Derken 2008 sonrasında tutuklama dalgalarının siyasi gündemi belirlediği, cezaevlerinin muhalif isimlerle doldurulduğu, daha sonraki aşamalarda her kademede askerlerin de davalara dahil edildiği, ağır ve sistematik hak ihlallerinin yaşandığı bir dönemin içinden geçtik. Cezaevleri ve toplu yargılamaların yapıldığı mahkeme salonları yeniden ülkenin siyasi gündeminin nabzının attığı yerler haline geldi.
Bunu, uzun süre yakın bir işbirliğinin hâkim olduğu AK Parti ile cemaat arasındaki ittifakın bozulması, aralarında patlak veren sert kavga, FETÖ’nün büyük bir pervasızlıkla gerçekleştirdiği darbe girişiminin yarattığı savrulma ve bu süreçte iktidar tarafından başvurulan OHAL tedbirleri izledi.
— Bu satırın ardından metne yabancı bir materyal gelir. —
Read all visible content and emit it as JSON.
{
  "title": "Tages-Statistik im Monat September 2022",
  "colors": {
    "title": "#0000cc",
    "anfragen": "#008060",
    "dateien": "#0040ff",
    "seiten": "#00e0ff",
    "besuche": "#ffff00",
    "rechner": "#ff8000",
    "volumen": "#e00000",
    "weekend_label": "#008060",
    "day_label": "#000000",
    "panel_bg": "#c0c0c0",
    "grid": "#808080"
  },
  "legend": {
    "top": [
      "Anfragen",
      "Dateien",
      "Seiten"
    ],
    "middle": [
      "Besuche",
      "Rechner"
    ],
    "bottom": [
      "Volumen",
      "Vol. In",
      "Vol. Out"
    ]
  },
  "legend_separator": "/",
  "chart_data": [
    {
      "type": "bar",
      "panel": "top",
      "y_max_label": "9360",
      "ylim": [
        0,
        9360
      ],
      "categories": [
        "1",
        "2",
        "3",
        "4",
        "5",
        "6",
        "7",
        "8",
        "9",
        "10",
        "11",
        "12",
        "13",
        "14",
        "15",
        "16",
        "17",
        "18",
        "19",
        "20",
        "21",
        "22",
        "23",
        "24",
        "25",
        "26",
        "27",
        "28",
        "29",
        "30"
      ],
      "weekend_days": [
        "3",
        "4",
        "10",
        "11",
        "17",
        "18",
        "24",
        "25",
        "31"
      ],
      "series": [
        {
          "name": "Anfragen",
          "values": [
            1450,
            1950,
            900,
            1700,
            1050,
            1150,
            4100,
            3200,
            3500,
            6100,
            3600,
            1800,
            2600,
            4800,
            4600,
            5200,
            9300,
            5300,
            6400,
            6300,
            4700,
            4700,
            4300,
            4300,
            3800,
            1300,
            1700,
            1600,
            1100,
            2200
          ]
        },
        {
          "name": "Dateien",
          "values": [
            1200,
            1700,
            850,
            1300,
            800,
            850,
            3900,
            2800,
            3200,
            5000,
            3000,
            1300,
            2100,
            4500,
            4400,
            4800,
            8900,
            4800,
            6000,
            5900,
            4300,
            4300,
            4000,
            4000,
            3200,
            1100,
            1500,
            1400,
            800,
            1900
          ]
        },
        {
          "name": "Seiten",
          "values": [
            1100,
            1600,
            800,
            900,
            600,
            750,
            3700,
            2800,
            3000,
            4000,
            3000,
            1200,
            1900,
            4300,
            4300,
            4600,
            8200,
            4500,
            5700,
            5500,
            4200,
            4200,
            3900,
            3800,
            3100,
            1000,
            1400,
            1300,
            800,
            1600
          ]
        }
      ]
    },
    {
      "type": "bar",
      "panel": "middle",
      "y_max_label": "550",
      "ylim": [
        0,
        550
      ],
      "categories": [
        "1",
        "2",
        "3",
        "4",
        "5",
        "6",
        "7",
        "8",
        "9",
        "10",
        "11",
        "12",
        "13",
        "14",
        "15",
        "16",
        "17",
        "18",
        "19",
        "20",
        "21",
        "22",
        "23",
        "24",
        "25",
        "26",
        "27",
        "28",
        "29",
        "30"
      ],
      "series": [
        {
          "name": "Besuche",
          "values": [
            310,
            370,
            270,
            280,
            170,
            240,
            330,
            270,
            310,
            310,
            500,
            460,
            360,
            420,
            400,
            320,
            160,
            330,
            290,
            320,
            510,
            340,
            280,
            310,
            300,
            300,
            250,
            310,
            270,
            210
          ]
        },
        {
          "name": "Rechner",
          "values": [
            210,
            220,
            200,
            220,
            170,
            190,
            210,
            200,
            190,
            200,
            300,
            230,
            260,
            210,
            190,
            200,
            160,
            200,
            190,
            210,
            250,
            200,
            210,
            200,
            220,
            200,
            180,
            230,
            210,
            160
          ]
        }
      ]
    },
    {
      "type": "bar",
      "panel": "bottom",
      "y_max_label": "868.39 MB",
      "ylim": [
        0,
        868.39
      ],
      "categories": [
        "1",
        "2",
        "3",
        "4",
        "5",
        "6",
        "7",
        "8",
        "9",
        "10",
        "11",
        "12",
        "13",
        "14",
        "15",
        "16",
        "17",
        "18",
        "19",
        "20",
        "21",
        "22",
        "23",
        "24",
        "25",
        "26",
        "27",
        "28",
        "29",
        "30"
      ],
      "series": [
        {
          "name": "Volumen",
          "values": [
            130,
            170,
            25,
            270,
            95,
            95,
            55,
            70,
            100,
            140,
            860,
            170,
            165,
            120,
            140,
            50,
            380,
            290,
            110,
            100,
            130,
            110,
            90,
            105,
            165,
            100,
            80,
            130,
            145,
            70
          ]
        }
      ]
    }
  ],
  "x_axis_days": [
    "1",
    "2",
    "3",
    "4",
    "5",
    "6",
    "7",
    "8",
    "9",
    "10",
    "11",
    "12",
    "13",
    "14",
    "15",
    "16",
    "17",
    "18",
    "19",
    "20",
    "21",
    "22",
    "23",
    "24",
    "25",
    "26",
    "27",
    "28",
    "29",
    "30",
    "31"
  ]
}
Geçen cuma sabahı ülkemizin en seçkin hukukçularından biri olan Prof. Turgut Tarhanlı ile uluslararası alanda tanınmış matematikçi Prof. Betül Tanbay’ın bir grup sivil toplum aktivisti ile birlikte sabah evlerinden toplanıp gözaltına alındıklarını duyduğumda, bir an için yeniden 1970’li yılların başlarına, ilk gençlik günlerime döndüm.
Sanki aradan geçen o uzun zaman süresi hiç kat edilmemişti. 12 Mart’ta Sabahattin Eyüboğlu’nun hapsedilmesini kabullenemeyen o lise öğrencisi karşıma geçmiş, yüzünde umarsız bir ifadeyle bana bakıyordu.